Ils ont la chance d'avoir pour acquis des promotions au cours de leur carrière, le fait de pouvoir demander ce qu'ils veulent, de quitter leur partenaire sans être jugés alors qu'une célibataire va être mal perçue, le fait que leur valeur aux yeux de la société ne fluctue pas qu'ils aient 20 kilos de plus ou 10 kilos de moins… Si les femmes se mobilisent aujourd'hui, c'est parce qu'elles savent que si elles ne sont pas menacées directement, d'autres peuvent l'être.

© 2017 Home Box Office, Inc.

"Il fallait faire savoir aux femmes qu'elles n'étaient pas les seules à ne pas avoir de sexualité parfaite"

Pourquoi montrer autant de nudité dans la série ?
Il n'a jamais été question d'être salace, mais quitte à montrer le sexe, il doit paraître vrai. J'en avais marre de voir des filles faire l'amour avec leur soutien-gorge, de ne voir que des tailles mannequin prendre leur pied, de voir des filles apprécier une partie de jambes en l'air qui n'a pas l'air agréable du tout. Il fallait contrer ces notions et faire savoir aux femmes qu'elles n'étaient pas les seules à ne pas avoir de sexualité parfaite. Beaucoup de jeunes nous ont dit que ça avait normalisé ce qu'elles vivaient, au lieu de se demander ce qui clochait chez elles. Elles ont compris que le sexe était à la fois bizarre, compliqué et émotionnel. Nous avons besoin que l'art le représente ainsi, comme nous avons besoin de le voir romantique et glamour.

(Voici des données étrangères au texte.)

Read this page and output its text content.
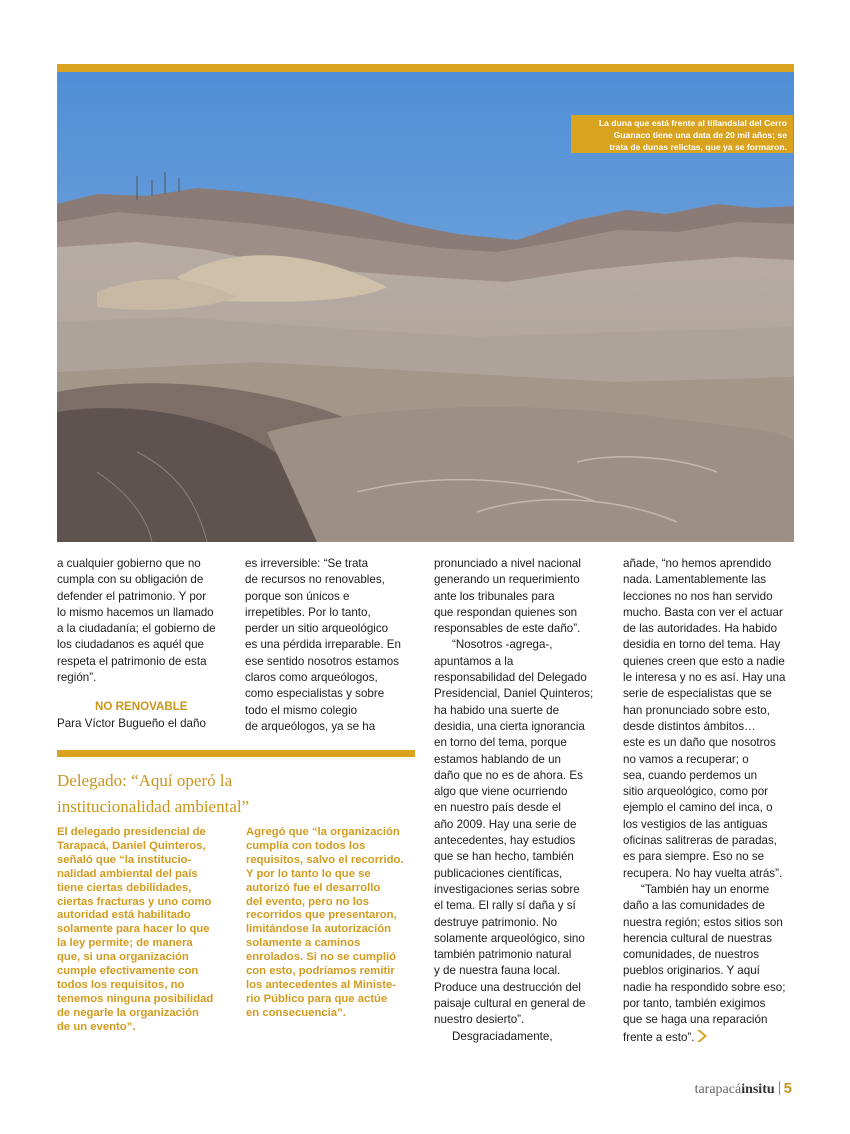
La duna que está frente al tillandsial del Cerro
Guanaco tiene una data de 20 mil años; se
trata de dunas relictas, que ya se formaron.
a cualquier gobierno que no
cumpla con su obligación de
defender el patrimonio. Y por
lo mismo hacemos un llamado
a la ciudadanía; el gobierno de
los ciudadanos es aquél que
respeta el patrimonio de esta
región”.
NO RENOVABLE
Para Víctor Bugueño el daño
es irreversible: “Se trata
de recursos no renovables,
porque son únicos e
irrepetibles. Por lo tanto,
perder un sitio arqueológico
es una pérdida irreparable. En
ese sentido nosotros estamos
claros como arqueólogos,
como especialistas y sobre
todo el mismo colegio
de arqueólogos, ya se ha
pronunciado a nivel nacional
generando un requerimiento
ante los tribunales para
que respondan quienes son
responsables de este daño”.
“Nosotros -agrega-,
apuntamos a la
responsabilidad del Delegado
Presidencial, Daniel Quinteros;
ha habido una suerte de
desidia, una cierta ignorancia
en torno del tema, porque
estamos hablando de un
daño que no es de ahora. Es
algo que viene ocurriendo
en nuestro país desde el
año 2009. Hay una serie de
antecedentes, hay estudios
que se han hecho, también
publicaciones científicas,
investigaciones serias sobre
el tema. El rally sí daña y sí
destruye patrimonio. No
solamente arqueológico, sino
también patrimonio natural
y de nuestra fauna local.
Produce una destrucción del
paisaje cultural en general de
nuestro desierto”.
Desgraciadamente,
añade, “no hemos aprendido
nada. Lamentablemente las
lecciones no nos han servido
mucho. Basta con ver el actuar
de las autoridades. Ha habido
desidia en torno del tema. Hay
quienes creen que esto a nadie
le interesa y no es así. Hay una
serie de especialistas que se
han pronunciado sobre esto,
desde distintos ámbitos…
este es un daño que nosotros
no vamos a recuperar; o
sea, cuando perdemos un
sitio arqueológico, como por
ejemplo el camino del inca, o
los vestigios de las antiguas
oficinas salitreras de paradas,
es para siempre. Eso no se
recupera. No hay vuelta atrás”.
“También hay un enorme
daño a las comunidades de
nuestra región; estos sitios son
herencia cultural de nuestras
comunidades, de nuestros
pueblos originarios. Y aquí
nadie ha respondido sobre eso;
por tanto, también exigimos
que se haga una reparación
frente a esto”.
Delegado: “Aquí operó la
institucionalidad ambiental”
El delegado presidencial de
Tarapacá, Daniel Quinteros,
señaló que “la institucio-
nalidad ambiental del país
tiene ciertas debilidades,
ciertas fracturas y uno como
autoridad está habilitado
solamente para hacer lo que
la ley permite; de manera
que, si una organización
cumple efectivamente con
todos los requisitos, no
tenemos ninguna posibilidad
de negarle la organización
de un evento”.
Agregó que “la organización
cumplía con todos los
requisitos, salvo el recorrido.
Y por lo tanto lo que se
autorizó fue el desarrollo
del evento, pero no los
recorridos que presentaron,
limitándose la autorización
solamente a caminos
enrolados. Si no se cumplió
con esto, podríamos remitir
los antecedentes al Ministe-
rio Público para que actúe
en consecuencia”.
tarapacáinsitu 5
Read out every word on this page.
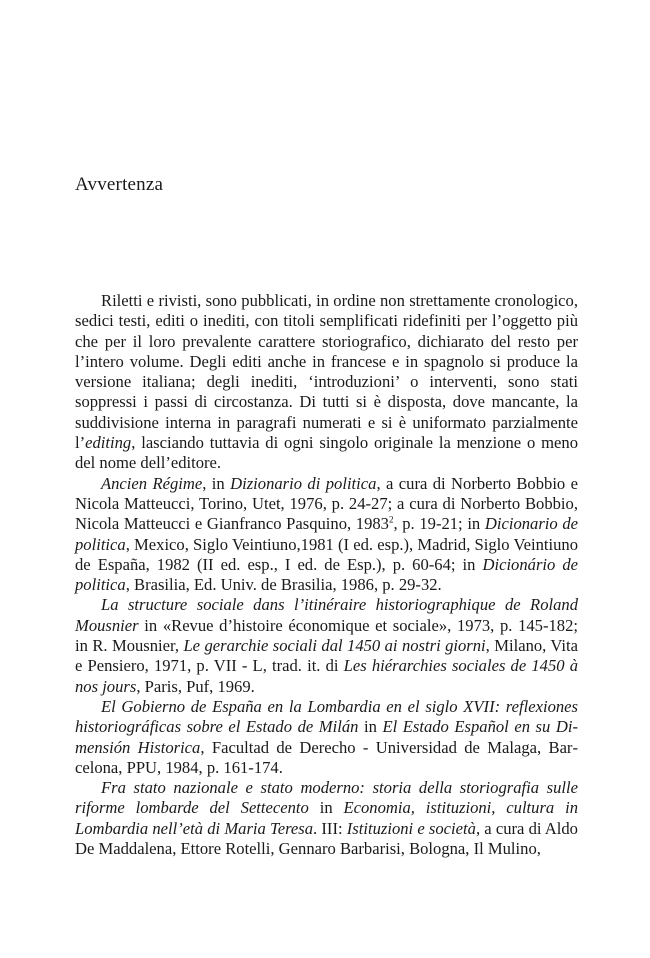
Avvertenza

Riletti e rivisti, sono pubblicati, in ordine non strettamente cronologico, sedici testi, editi o inediti, con titoli semplificati ridefiniti per l’oggetto più che per il loro prevalente carattere storiografico, dichiarato del resto per l’intero volume. Degli editi anche in francese e in spagnolo si produce la versione italiana; degli inediti, ‘introduzioni’ o interventi, sono stati soppressi i passi di circostanza. Di tutti si è disposta, dove mancante, la suddivisione interna in paragrafi numerati e si è uniformato parzialmente l’editing, lasciando tuttavia di ogni singolo originale la menzione o meno del nome dell’editore.

Ancien Régime, in Dizionario di politica, a cura di Norberto Bobbio e Nicola Matteucci, Torino, Utet, 1976, p. 24-27; a cura di Norberto Bobbio, Nicola Matteucci e Gianfranco Pasquino, 1983$^2$, p. 19-21; in Dicionario de politica, Mexico, Siglo Veintiuno,1981 (I ed. esp.), Madrid, Siglo Veintiuno de España, 1982 (II ed. esp., I ed. de Esp.), p. 60-64; in Dicionário de politica, Brasilia, Ed. Univ. de Brasilia, 1986, p. 29-32.

La structure sociale dans l’itinéraire historiographique de Roland Mousnier in «Revue d’histoire économique et sociale», 1973, p. 145-182; in R. Mousnier, Le gerarchie sociali dal 1450 ai nostri giorni, Milano, Vita e Pensiero, 1971, p. VII - L, trad. it. di Les hiérarchies sociales de 1450 à nos jours, Paris, Puf, 1969.

El Gobierno de España en la Lombardia en el siglo XVII: reflexiones historiográficas sobre el Estado de Milán in El Estado Español en su Dimensión Historica, Facultad de Derecho - Universidad de Malaga, Barcelona, PPU, 1984, p. 161-174.

Fra stato nazionale e stato moderno: storia della storiografia sulle riforme lombarde del Settecento in Economia, istituzioni, cultura in Lombardia nell’età di Maria Teresa. III: Istituzioni e società, a cura di Aldo De Maddalena, Ettore Rotelli, Gennaro Barbarisi, Bologna, Il Mulino,
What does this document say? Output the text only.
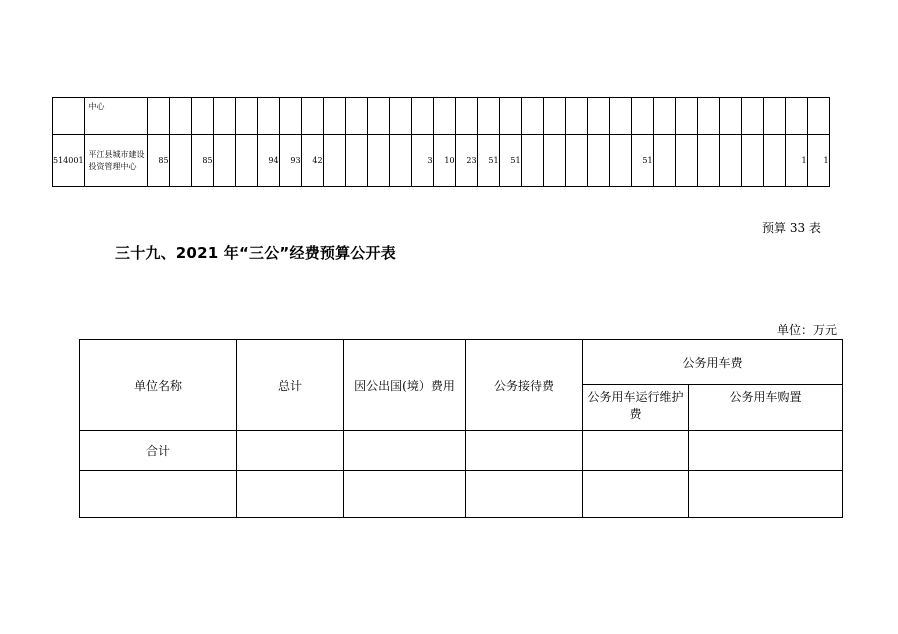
	中心																															
514001	平江县城市建设投资管理中心	85		85			94	93	42					3	10	23	51	51						51							1	1
预算 33 表
三十九、2021 年“三公”经费预算公开表
单位：万元
单位名称	总计	因公出国(境）费用	公务接待费	公务用车费	
				公务用车运行维护费	公务用车购置
合计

Vous revendiquez montrer des corps différents. Avez-vous l'impression que la société a évolué à ce propos ?
Elle est en train. On voit de plus en plus de diversité, de trans, de personnes sans genre. La dernière campagne Covergirl, pour moi, c'est ça le progrès. Je viens de faire la Une de Glamour sans qu'ils me photoshoppent. C'était une grande victoire. Il y a quelques années, même si on aurait glorifié mon "corps normal", ce corps aurait été supprimé. J'intéresse les gens, mais ils ne veulent pas forcément me mettre en couverture. Ils ne comprennent pas que tout le monde veut voir des personnes réelles. Il n'est pas seulement question de femmes en demande de versions d'elles-mêmes. Les mecs aussi aiment ça ! Ils veulent regarder des corps féminins auxquels s'identifier. N'importe quelle femme pourra admettre que ses courbes ou la texture de ses cheveux ne l'ont jamais empêchée d'avoir des rapports sexuels. Notre image et notre opinion de nous-même sont ce qui nous bloquent dans les relations.

Pensez-vous avoir joué un rôle dans cette évolution ?
Je dirais plutôt que je fais partie d'un groupe qui fait bouger les choses. Amy Schumer, Gabourey Sidibe, Mindy Kaling, Hari Nef… Toutes celles que je considère comme des amies très proches ont permis de casser l'image qu'on avait des femmes. On se soutient dans cette mission.

Girls, saison 6. A partir du 13 février sur OCS.